Bank of America (NYSE:BAC) is currently the biggest bank in the United States, but as the company continues to shed its assets, JPMorgan (NYSE:JPM) may have a shot at the title. While both financial firms have been selling off more burdensome assets, as have many of the nation’s top banks, JPMorgan has been shrinking less than its rival, in part because of its chief executive Jamie Dimon, whose cautious management before and during the crisis left the company in better straits than many of its competitors. Conversely, Bank of America’s former CEO Ken Lewis left the firm with a number of bad acquisitions.
JPMorgan (NYSE:JPM) has been gaining on Bank of America for the last three quarters. JPMorgan’s $2.20 trillion of assets were only 3.4% short of Bank of America’s $2.27 trillion by the end of the quarter ending March 2011, and JPMorgan is already a more valuable stock, with equity worth 50% more than that of Bank of America.
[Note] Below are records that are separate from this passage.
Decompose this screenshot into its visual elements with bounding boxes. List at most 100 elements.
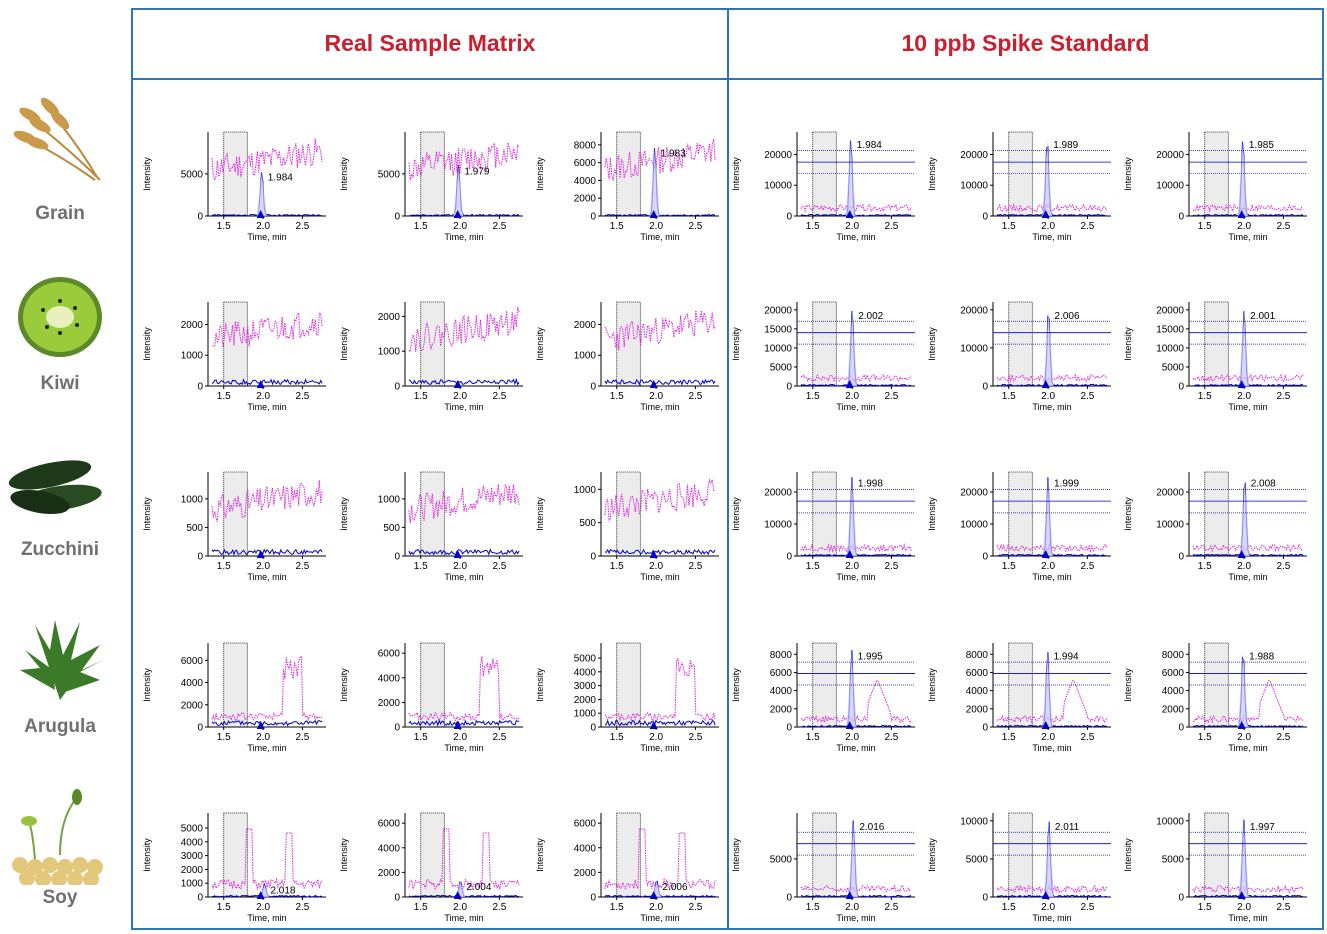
x-tick-label: 2.5	[492, 732, 506, 743]
x-axis-label: Time, min	[1032, 402, 1071, 412]
y-axis-label: Intensity	[142, 668, 152, 702]
rt-marker	[453, 380, 462, 388]
peak-area	[1238, 650, 1249, 727]
x-tick-label: 2.0	[1237, 391, 1251, 402]
x-tick-label: 2.0	[845, 732, 859, 743]
y-tick-label: 6000	[1162, 668, 1185, 679]
x-tick-label: 2.5	[688, 732, 702, 743]
y-tick-label: 20000	[1156, 150, 1184, 161]
matrix-trace	[604, 310, 716, 351]
x-tick-label: 2.5	[295, 561, 309, 572]
y-tick-label: 8000	[1162, 650, 1185, 661]
x-tick-label: 2.0	[845, 561, 859, 572]
y-tick-label: 2000	[378, 698, 401, 709]
rt-marker	[845, 721, 854, 729]
chromatogram-panel: 0 5000 10000 15000 20000 1.5 2.0 2.5 Time, min In…	[1123, 301, 1307, 412]
y-tick-label: 0	[394, 382, 400, 393]
chromatogram-panel: 0 5000 10000 1.5 2.0 2.5 Time, min Intensity 2.0…	[927, 812, 1111, 923]
y-tick-label: 500	[383, 523, 400, 534]
y-tick-label: 0	[394, 893, 400, 904]
matrix-trace	[604, 657, 716, 722]
peak-rt-label: 1.994	[1054, 652, 1079, 663]
x-tick-label: 1.5	[610, 732, 624, 743]
y-tick-label: 6000	[574, 158, 597, 169]
matrix-trace	[408, 306, 520, 353]
x-tick-label: 2.0	[1237, 561, 1251, 572]
x-tick-label: 1.5	[1198, 221, 1212, 232]
peak-area	[846, 650, 857, 727]
analyte-trace	[211, 378, 323, 386]
rt-marker	[845, 380, 854, 388]
x-axis-label: Time, min	[640, 913, 679, 923]
integration-window	[420, 812, 445, 898]
peak-area	[848, 820, 859, 897]
chromatogram-panel: 0 5000 10000 15000 20000 1.5 2.0 2.5 Time, min In…	[731, 301, 915, 412]
matrix-trace	[211, 828, 323, 891]
rt-marker	[453, 210, 462, 218]
chromatogram-panel: 0 2000 4000 6000 1.5 2.0 2.5 Time, min Intensity	[142, 642, 326, 753]
y-axis-label: Intensity	[1123, 668, 1133, 702]
x-tick-label: 1.5	[610, 902, 624, 913]
x-tick-label: 1.5	[414, 732, 428, 743]
y-tick-label: 10000	[960, 520, 988, 531]
y-axis-label: Intensity	[927, 497, 937, 531]
rt-marker	[1041, 891, 1050, 899]
x-tick-label: 2.5	[688, 221, 702, 232]
chromatogram-panel: 0 10000 20000 1.5 2.0 2.5 Time, min Intensity 2.…	[927, 301, 1111, 412]
matrix-trace	[211, 311, 323, 348]
analyte-trace	[211, 172, 323, 217]
y-axis-label: Intensity	[535, 497, 545, 531]
x-tick-label: 2.5	[884, 221, 898, 232]
rt-marker	[845, 891, 854, 899]
y-tick-label: 5000	[181, 169, 204, 180]
y-tick-label: 1000	[181, 494, 204, 505]
peak-area	[1238, 820, 1249, 897]
y-tick-label: 0	[394, 552, 400, 563]
integration-window	[812, 131, 837, 217]
x-axis-label: Time, min	[836, 913, 875, 923]
y-tick-label: 5000	[378, 169, 401, 180]
peak-area	[1042, 650, 1053, 727]
peak-rt-label: 1.999	[1054, 479, 1079, 490]
integration-window	[1204, 471, 1229, 557]
peak-rt-label: 1.995	[858, 652, 883, 663]
chromatogram-panel: 0 10000 20000 1.5 2.0 2.5 Time, min Intensity 2.…	[1123, 471, 1307, 582]
y-axis-label: Intensity	[731, 327, 741, 361]
y-tick-label: 20000	[1156, 305, 1184, 316]
x-axis-label: Time, min	[1228, 402, 1267, 412]
chromatogram-panel: 0 2000 4000 6000 8000 1.5 2.0 2.5 Time, min Inten…	[535, 131, 719, 242]
y-tick-label: 10000	[764, 181, 792, 192]
analyte-trace	[408, 548, 520, 556]
peak-area	[1043, 309, 1054, 386]
x-tick-label: 2.0	[453, 391, 467, 402]
y-tick-label: 2000	[574, 320, 597, 331]
integration-window	[616, 301, 641, 387]
x-axis-label: Time, min	[640, 232, 679, 242]
y-tick-label: 0	[197, 893, 203, 904]
y-axis-label: Intensity	[731, 838, 741, 872]
row-label-grain: Grain	[35, 203, 85, 224]
chromatogram-panel: 0 2000 4000 6000 1.5 2.0 2.5 Time, min Intensity	[339, 642, 523, 753]
x-axis-label: Time, min	[836, 743, 875, 753]
rt-marker	[1237, 380, 1246, 388]
chromatogram-panel: 0 500 1000 1.5 2.0 2.5 Time, min Intensity	[535, 471, 719, 582]
integration-window	[1008, 131, 1033, 217]
x-tick-label: 1.5	[217, 732, 231, 743]
y-tick-label: 6000	[378, 649, 401, 660]
x-tick-label: 2.0	[1237, 221, 1251, 232]
matrix-trace	[408, 142, 520, 181]
integration-window	[1008, 812, 1033, 898]
y-axis-label: Intensity	[339, 838, 349, 872]
rt-marker	[1237, 891, 1246, 899]
rt-marker	[845, 210, 854, 218]
y-tick-label: 5000	[966, 854, 989, 865]
x-tick-label: 1.5	[1198, 732, 1212, 743]
peak-rt-label: 1.985	[1249, 140, 1274, 151]
peak-area	[649, 147, 660, 216]
y-axis-label: Intensity	[927, 157, 937, 191]
y-tick-label: 0	[197, 212, 203, 223]
analyte-trace	[211, 548, 323, 556]
y-tick-label: 6000	[966, 668, 989, 679]
y-axis-label: Intensity	[535, 157, 545, 191]
x-tick-label: 2.0	[649, 902, 663, 913]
But both banks will continue to shrink as they rid themselves of portfolios of bad assets acquired before or during the financial crisis. JPMorgan has over $80 billion worth of low-credit quality mortgage and credit card loans, largely acquired from its buyout of Washington Mutual in 2008. Bank of America (NYSE:BAC) had over $100 billion of loans as of March 31, many of which were mortgages or home equity loans acquired from Countrywide Financial. Bank of America’s acquisition of Countrywide has already cost them over $20 billion in capital, with $8.5 billion settling warranty claims by over 22 institutional investors over faulty mortgage-backed securities.
While analysts agree that JPMorgan (NYSE:JPM) will soon take the top spot from Bank of America, with conservative estimates placing the switch in the next 12 to 18 months, being the country’s largest bank isn’t necessarily something to be looked forward to, especially as banking regulators have begun to impose higher capital requirements on the largest banks, which could continue to increase as the banks grow even larger. And it doesn’t necessarily mean JPMorgan will suddenly have a higher profitability or market value.